La maternité est un sujet lui-aussi encore débattu avec les féministes d’aujourd’hui en particulier. Pour Carmen Castillo, ces rencontres permettent de “regarder ce que nous avons fait avec un autre éclairage”, mais elle soutient que le désir d’être mère ne doit pas être sacrifié pour la cause. Au contraire, cela montre à quel point “on [est] porté par un désir de vie”, sentiment retrouvé dans leur vie de militantisme.

Faire un documentaire, c’est avant tout une aventure humaine
Les relations humaines sont une composante importante de son travail. Réaliser un film, c’est “un accompagnement solidaire”, “une histoire humaine” à part entière même dans ses moments les plus triviaux comme la recherche de financements. Elle qui préfère écrire et préparer ses films à l’avance, “le miracle de la rencontre” est tout de même une obligation, comme lorsqu’elle s’est retrouvée une nuit à filmer les quartiers Nords de Marseille.
La réalisatrice enchaîne sur l’importance de ses connexions avec la France. Elle avait choisi à l’époque de s’exiler à Paris “pour être anonyme”. La ville l’avait accueillie à bras ouverts. Aujourd’hui, cette solidarité, elle ne la voit plus ou très peu dans son quartier du XVIIIe où nombre d’histoires de migrants circulent et ne demandent qu’à être écoutées. “En tant que réfugiée politique, la moindre des choses que je puisse faire, c’est les accueillir et les aider” soutient Carmen.
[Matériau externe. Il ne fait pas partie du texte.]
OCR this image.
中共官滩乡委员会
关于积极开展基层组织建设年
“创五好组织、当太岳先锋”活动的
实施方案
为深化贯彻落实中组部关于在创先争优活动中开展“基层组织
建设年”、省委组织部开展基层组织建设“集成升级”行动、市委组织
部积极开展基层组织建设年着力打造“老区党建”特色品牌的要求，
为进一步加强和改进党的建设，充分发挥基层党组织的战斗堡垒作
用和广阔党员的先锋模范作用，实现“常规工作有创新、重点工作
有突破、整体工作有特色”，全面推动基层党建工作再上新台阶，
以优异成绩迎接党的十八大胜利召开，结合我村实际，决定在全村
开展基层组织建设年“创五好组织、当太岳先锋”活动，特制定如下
Un leçon d’engagement politique
Impossible de ne pas souligner l’impact de son militantisme et l’engagement des personnages dans ses films. A l’image de Pierre de Menthon, ambassadeur français au Chili lors du coup d’Etat, ou de Manuel, son voisin qui l’a sauvée ce soir d’octobre 1974, ils prouvent qu’il est “toujours possible de sauver la vie des gens”. En réalisant des documentaires, cela permet non seulement de partager les mémoires mais aussi de raconter leurs histoires.
A propos du Chili, “un pays détruit” aujourd’hui pour la réalisatrice, elle salue un désir d’expression apparu au travers des évènements récents. “La parole s’est mise à circuler” entre les Chiliens laissant espérer une “démocratie par la base” demandant un changement radical de régime. “C’est énorme pour un pays néolibéral parfait”. La distance prise entre Carmen Castillo et l’Amérique Latine grâce à son installation en France rend son travail possible. Elle est impliquée dans des évènements la touchant directement tout en ayant un regard extérieur. C’est sur cette constatation que se termine cet atelier improvisé avec une réalisatrice, passionnante, passionnée.